Menjadi Indonesia selaku bangsa yang lahir dari rahim sejarah panjang dengan segala fluktuasi dan dilematika baik sosial, budaya, agama, politik dan hal-hal yang membungkusnya selalu menjadi cindera mata tersendiri. Kehadiran kata Indonesia bukan datang dari ruang hampa turut membentuk karakteristik bangsa Indonesia.

Mengulas sedikit soal sejarah, bagaimana dulu anismisme dan dinamisme telah menjadi agama purba nusantara yang hadir lebih awal dari agama yang lain yang saat kini kita bisa saksikan dan lihat. Dengan kata lain perjalanan pendewasaan bangsa Indonesia juga sejatinya tak terlepas dari sendi-sendi agama yang menjadi pelajaran dan falsafah hidup.
Perjalanan bangsa Indonesia dalam menemukan bentuk falsafahnya dalam konsepsi bernegara tak terlepas dari apa yang sering disebut sebagai agama.

Agama, bagi bangsa Indonesia menjadi bahan bakar tersendiri guna membentuk satu karakteristik yang bernilai istimewa sebagai kekayaan yang jarang dimiliki bangsa lain. Bagaimana di Indonesia kendati msyarakatnya berbeda agama namun masih tetap rukun dalam berlaku sosial berlandaskan satu prinsip yang sering kita sebut sebagai Bhineka Tunggal Ika.
Bergeser dari hal tersebut, saat ini kita tengah melewati dua momentum unik yang bertepatan pada hari yang juga berdempetan. Bagaimana 30 september sebagai flashback memori bangsa Indonesia atas tragedi yang dipantik oleh PKI, dan juga 1 oktober sebagai hari kesaktian pancasila.

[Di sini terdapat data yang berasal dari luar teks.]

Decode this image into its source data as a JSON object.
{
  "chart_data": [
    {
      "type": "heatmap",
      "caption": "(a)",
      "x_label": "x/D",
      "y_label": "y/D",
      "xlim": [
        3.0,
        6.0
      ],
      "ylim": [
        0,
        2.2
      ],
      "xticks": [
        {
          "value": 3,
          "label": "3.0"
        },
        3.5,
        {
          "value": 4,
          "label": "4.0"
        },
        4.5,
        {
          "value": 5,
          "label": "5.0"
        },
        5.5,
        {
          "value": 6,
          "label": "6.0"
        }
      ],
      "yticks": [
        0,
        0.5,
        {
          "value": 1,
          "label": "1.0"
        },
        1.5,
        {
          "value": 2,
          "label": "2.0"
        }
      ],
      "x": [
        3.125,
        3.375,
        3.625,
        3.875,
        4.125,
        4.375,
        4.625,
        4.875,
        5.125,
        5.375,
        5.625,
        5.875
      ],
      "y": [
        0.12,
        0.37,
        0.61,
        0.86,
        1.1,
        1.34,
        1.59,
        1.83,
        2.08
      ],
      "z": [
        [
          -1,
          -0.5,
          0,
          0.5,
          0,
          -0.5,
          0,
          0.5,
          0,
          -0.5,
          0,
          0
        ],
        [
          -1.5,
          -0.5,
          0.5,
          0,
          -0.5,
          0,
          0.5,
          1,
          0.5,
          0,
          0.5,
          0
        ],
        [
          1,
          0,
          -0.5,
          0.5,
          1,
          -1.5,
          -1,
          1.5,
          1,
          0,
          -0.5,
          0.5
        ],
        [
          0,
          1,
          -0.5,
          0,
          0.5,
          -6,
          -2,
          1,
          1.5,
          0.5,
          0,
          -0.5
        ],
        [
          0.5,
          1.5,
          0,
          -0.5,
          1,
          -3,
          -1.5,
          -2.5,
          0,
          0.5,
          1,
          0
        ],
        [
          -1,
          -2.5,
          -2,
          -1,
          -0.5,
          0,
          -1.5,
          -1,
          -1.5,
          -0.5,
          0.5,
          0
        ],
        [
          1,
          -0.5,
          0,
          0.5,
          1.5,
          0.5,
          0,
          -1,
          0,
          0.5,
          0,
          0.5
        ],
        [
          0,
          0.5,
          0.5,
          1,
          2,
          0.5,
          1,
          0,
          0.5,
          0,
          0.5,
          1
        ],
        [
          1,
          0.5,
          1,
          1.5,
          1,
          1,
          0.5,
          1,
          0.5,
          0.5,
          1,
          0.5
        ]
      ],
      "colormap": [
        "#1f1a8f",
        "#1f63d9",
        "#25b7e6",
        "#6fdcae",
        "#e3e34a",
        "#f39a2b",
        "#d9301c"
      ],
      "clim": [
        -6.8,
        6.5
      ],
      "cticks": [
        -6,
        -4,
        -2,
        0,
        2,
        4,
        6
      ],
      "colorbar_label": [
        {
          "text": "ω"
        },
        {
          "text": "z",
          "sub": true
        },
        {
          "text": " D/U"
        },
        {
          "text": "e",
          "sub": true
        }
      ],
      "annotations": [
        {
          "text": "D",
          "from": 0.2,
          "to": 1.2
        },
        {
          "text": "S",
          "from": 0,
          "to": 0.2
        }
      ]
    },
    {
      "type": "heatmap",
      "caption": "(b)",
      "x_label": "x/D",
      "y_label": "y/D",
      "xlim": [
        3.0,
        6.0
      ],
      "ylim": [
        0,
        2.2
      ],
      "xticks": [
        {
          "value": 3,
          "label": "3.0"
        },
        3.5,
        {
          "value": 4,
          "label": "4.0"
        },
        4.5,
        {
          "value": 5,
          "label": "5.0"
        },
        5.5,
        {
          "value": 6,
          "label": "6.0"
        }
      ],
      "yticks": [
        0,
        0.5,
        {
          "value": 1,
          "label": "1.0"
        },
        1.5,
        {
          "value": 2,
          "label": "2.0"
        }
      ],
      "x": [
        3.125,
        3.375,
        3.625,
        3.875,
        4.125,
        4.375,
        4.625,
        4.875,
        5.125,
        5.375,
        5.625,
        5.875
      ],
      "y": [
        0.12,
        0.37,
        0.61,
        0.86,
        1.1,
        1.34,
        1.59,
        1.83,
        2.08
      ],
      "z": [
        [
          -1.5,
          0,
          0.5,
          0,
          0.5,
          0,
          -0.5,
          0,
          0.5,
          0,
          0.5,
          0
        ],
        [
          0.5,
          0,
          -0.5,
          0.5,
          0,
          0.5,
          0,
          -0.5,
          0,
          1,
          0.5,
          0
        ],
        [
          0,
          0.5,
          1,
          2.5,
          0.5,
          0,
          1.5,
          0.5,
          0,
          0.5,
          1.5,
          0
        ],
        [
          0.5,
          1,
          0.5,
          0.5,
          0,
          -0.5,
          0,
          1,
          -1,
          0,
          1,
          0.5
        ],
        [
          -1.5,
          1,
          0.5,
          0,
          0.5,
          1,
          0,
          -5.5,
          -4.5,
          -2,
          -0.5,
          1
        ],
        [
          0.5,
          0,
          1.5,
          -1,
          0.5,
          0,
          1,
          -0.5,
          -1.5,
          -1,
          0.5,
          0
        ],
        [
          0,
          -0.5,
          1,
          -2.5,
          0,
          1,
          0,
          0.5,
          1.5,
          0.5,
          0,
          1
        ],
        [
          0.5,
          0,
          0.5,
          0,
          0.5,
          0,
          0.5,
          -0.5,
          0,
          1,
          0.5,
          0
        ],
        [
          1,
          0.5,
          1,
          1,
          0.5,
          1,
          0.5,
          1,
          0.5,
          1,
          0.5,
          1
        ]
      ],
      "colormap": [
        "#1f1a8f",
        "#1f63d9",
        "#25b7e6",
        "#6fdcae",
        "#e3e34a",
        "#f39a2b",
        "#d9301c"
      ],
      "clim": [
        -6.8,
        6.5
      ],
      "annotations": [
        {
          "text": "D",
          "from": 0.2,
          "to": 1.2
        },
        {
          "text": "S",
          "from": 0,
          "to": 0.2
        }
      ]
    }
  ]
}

Pada tulisan ini, hemat penulis bukan untuk mengulas kedua soal tersebut tapi lebih kepada bagaimana menanyakan ulang soal pancasila, tentu ada pertanyaan mengapa saya pancasila? dan pertanyaan mendasar mengapa pancasila mampu diterima bangsa Indonesia? yang multikultural, multietnik, multibahasa dan memiliki agama yang heterogen.

Sebagai bangsa ber-agama, pancasila tentu bukan agama, tapi mengapa pula hadirnya pancasila di Indonesia yang dirumuskan atas pemikiran para founding fathers mampu diterima oleh semua agama, pun menjadi pertanyaan selanjutnya yang perlu direnungkan.
Jawaban paling mendasar adalah karena pancasila meskipun bukan agama namun mengandung nilai universal agama sehingga lahirnya pancasila mampu diterima semua agama. Pancasila juga mengandung nilai luhur falsafah hidup bangsa yang darinya mampu diterima semua golongan dari berbagai dimensi sosial masyarakat.

Baca Juga:  Nilai-Nilai Pancasila yang Luhur Tumbuh Subur dalam Bingkai Kebhinekaan Generasi Santri Masa Kini

Selain daripada itu, mengapa banga Indonesia yang mayoritas muslim tidak menerapkan syariat islam sebagai ideologi pun memiliki satu narasi catatan sejarah yang istimewa adalah bagaimana dulu para Founding Fathers menerima penghapusan tujuh kata dalam piagam Jakarta lalu menggantinya dengan satu kalimat yang lebih bernilai universal yakni Ketuhana yang Maha Esa yang oleh karena pertimbangan takut terjadi gesekan atas nama agama dan ketidak adilan sebab bangsa Indonesia adalah bangsa pemeluk taat agama dan tidak hanya islam. Islam ketika dipadukan dengan pancasila maka keduanya selaras dan tidak bertolak belakang, bahkan tiap silanyapun mengandung nilai islam seperti sila pertama yang mengandung unsur ketauhidan.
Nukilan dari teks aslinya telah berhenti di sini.